On LLMs, publishing houses and our volunteer work for them

I will not be able to take part in any new project hosted by publishing houses that are ready to send my work to LLMs (I have a few ongoing and will conclude them). Allow me to explain why.

I am deeply concerned by the LLMs being a big risk for the environment, our students’ mental health and deskilling as well as their being based on intellectual theft. Thus, I will not volunteer my time and energy to help publishers that will then give my work to feed LLMs.

I asked various publishing houses about their politics with regard to LLMs and received (disappointing) answers on how “LLMs are the future”, “LLMs are inevitable” etc., all leading to the same conclusion, namely that I cannot opt out from my work being used to feed them. Such being the case, I am sorry to say that I prefer to pass.

I apologise for not being able to help the various editors who asked me to contribute or peer review for their volumes, but time is limited and I prefer to volunteer my time to help publishers who have higher standards. If a publisher wants to just focus only on profit, they should start paying their contributors, editors, peer reviewers… I know that my decision will not change anything (alternative peer-reviewers or contributors will be found etc.), but perhaps if enough people were to refuse working for free for publishers that comply to LLMs’ demands, then some change could be achieved.

UPDATE:
—Journals and publishing houses that have answered that LLMs are unavoidable etc.: CUP (author can opt out, but not in the case of open-access publications), OUP (basically, LLMs are the future, like google search is the present), Springer Nature (“peer review reports and unpublished manuscripts are not used for training LLMs, while accepted articles are”), Taylor and Francis (“In terms of licensing we do permit some trusted partners to use specific content for the purposes of training AI. We feel this is important as Publishers need to engage with these companies and control the use of content – for instance making sure it is used appropriately, within licence terms, with authors being fully attributed for their work, and to be paid for this use where contracts specify royalties.
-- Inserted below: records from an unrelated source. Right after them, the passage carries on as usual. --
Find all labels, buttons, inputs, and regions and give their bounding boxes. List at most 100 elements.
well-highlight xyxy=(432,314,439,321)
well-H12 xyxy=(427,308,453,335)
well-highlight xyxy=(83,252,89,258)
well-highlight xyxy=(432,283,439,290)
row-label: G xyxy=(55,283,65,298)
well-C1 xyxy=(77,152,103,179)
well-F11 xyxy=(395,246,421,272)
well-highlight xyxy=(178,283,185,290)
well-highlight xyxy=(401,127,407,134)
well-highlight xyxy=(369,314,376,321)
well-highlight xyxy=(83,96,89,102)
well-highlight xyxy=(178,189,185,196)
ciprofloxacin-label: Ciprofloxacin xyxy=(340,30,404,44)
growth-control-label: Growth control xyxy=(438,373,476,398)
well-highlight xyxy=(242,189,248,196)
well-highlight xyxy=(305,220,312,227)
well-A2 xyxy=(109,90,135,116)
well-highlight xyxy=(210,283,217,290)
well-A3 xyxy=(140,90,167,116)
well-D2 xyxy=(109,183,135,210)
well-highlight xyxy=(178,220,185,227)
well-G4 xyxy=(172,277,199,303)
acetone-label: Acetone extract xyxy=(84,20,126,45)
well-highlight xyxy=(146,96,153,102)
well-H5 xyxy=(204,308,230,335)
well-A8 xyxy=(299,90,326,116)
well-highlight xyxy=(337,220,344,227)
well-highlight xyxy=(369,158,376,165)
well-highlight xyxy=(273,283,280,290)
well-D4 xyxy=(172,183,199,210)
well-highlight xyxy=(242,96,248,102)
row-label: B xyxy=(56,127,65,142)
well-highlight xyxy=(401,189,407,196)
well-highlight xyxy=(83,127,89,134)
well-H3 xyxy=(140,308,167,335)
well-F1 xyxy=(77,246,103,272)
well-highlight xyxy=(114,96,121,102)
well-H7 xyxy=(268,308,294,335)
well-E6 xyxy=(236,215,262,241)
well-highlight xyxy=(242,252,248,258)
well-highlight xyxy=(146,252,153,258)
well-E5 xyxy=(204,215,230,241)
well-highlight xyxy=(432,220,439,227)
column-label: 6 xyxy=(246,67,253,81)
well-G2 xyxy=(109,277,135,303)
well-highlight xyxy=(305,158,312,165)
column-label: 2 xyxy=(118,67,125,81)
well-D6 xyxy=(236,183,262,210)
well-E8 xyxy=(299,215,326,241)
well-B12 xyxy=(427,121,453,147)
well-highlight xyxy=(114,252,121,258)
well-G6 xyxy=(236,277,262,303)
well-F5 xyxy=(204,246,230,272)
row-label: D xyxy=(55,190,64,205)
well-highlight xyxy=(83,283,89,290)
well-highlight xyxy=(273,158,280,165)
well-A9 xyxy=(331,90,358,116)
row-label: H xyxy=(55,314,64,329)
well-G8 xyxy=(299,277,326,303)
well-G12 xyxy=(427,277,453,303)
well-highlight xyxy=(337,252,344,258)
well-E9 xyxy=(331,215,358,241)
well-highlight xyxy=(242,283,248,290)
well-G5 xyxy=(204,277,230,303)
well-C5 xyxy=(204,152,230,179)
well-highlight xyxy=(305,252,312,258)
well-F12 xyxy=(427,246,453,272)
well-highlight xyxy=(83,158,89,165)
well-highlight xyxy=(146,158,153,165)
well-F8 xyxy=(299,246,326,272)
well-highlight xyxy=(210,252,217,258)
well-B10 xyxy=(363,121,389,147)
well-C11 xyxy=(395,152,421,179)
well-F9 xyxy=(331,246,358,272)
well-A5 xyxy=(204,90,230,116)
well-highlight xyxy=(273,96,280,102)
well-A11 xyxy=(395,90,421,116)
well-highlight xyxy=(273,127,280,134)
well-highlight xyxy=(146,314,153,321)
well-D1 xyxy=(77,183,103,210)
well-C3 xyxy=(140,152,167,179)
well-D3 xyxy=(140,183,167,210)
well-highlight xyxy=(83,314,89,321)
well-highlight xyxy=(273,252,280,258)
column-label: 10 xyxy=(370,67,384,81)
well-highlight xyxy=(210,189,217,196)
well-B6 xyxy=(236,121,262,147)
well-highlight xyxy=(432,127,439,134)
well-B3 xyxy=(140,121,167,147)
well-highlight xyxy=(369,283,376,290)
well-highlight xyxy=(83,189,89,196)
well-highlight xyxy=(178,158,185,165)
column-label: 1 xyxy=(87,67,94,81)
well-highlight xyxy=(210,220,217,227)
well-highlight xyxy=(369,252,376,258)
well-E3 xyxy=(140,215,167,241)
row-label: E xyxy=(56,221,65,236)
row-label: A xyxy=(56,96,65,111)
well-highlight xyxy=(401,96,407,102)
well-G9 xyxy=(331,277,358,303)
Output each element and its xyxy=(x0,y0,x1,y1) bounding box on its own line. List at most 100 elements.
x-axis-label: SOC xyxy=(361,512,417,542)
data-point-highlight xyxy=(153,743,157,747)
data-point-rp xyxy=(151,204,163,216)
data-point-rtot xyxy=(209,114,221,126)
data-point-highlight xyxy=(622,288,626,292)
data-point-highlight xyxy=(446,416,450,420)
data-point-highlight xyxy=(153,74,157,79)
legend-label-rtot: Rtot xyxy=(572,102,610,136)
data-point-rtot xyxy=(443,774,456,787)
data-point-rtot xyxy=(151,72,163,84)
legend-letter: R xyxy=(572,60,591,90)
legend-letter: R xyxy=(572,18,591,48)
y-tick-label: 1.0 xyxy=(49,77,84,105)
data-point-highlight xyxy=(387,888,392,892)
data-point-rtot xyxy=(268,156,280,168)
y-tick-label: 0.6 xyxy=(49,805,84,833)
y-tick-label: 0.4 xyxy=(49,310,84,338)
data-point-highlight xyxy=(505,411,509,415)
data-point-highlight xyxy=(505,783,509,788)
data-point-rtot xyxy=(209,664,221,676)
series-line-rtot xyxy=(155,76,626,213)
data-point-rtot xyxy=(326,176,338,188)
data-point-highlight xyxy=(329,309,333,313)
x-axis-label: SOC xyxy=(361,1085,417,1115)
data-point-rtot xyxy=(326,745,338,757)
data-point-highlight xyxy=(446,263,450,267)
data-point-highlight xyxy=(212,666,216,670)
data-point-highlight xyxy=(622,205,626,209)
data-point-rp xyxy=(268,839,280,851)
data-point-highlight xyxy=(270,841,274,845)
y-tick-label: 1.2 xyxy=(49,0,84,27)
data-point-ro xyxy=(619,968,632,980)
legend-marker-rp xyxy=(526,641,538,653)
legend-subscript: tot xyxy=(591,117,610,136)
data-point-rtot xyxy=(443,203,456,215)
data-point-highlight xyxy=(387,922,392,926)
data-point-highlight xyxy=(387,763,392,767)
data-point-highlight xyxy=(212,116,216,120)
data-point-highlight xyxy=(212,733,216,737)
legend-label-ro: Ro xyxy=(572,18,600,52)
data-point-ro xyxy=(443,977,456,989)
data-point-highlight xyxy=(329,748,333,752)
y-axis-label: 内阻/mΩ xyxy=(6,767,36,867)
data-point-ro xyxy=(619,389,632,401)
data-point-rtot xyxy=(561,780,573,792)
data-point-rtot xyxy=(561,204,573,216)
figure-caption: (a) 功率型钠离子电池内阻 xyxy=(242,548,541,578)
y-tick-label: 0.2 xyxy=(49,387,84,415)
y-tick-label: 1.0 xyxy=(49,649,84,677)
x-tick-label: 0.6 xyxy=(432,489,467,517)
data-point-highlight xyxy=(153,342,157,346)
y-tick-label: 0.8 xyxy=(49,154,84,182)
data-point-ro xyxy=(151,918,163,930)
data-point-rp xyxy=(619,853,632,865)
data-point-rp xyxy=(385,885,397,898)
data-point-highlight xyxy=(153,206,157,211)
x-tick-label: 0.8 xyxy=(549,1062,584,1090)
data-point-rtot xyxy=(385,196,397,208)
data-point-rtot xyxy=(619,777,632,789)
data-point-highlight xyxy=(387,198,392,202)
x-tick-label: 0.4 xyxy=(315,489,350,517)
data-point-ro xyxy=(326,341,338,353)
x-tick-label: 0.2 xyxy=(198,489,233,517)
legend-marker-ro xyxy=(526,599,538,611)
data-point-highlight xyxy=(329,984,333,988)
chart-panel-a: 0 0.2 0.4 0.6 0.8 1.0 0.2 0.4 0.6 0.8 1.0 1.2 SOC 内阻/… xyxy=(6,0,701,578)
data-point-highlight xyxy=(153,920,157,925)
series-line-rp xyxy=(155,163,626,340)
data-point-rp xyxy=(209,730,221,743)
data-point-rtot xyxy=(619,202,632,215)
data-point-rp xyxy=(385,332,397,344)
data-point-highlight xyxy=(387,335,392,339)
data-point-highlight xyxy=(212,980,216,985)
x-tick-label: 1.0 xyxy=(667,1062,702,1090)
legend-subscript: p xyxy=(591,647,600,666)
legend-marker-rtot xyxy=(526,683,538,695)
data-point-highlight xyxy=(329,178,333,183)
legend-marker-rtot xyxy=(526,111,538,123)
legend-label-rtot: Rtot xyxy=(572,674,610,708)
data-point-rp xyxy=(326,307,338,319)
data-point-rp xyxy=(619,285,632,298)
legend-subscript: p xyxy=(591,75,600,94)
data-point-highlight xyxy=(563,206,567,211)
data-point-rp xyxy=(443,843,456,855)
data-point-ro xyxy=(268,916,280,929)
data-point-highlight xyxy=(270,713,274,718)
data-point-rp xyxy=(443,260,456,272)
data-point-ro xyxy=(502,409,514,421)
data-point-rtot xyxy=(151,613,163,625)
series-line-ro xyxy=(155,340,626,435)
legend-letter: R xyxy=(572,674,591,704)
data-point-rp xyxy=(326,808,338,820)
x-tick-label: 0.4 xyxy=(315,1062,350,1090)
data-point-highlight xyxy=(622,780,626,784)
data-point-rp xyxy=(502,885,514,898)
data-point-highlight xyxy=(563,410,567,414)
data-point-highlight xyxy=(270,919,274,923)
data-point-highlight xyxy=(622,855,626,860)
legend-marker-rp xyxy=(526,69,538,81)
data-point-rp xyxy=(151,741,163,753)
If we do not do this there is a real risk that these firms will simply access our content without permission and try to establish this as a form of fair use. In fact this has already happened with one major firm doing precisely this.”).
—Journals and publishing houses that have answered that they offer authors the option to opt out of LLMs, but cannot guarantee that it will be respected: Brill
—Journal and publishing houses that have answered that they don’t feed our work to LLMs: University of Hawai’i press (Philosophy East and West)

Comments and discussions are welcome. Be sure you are making a point and contributing to the discussion.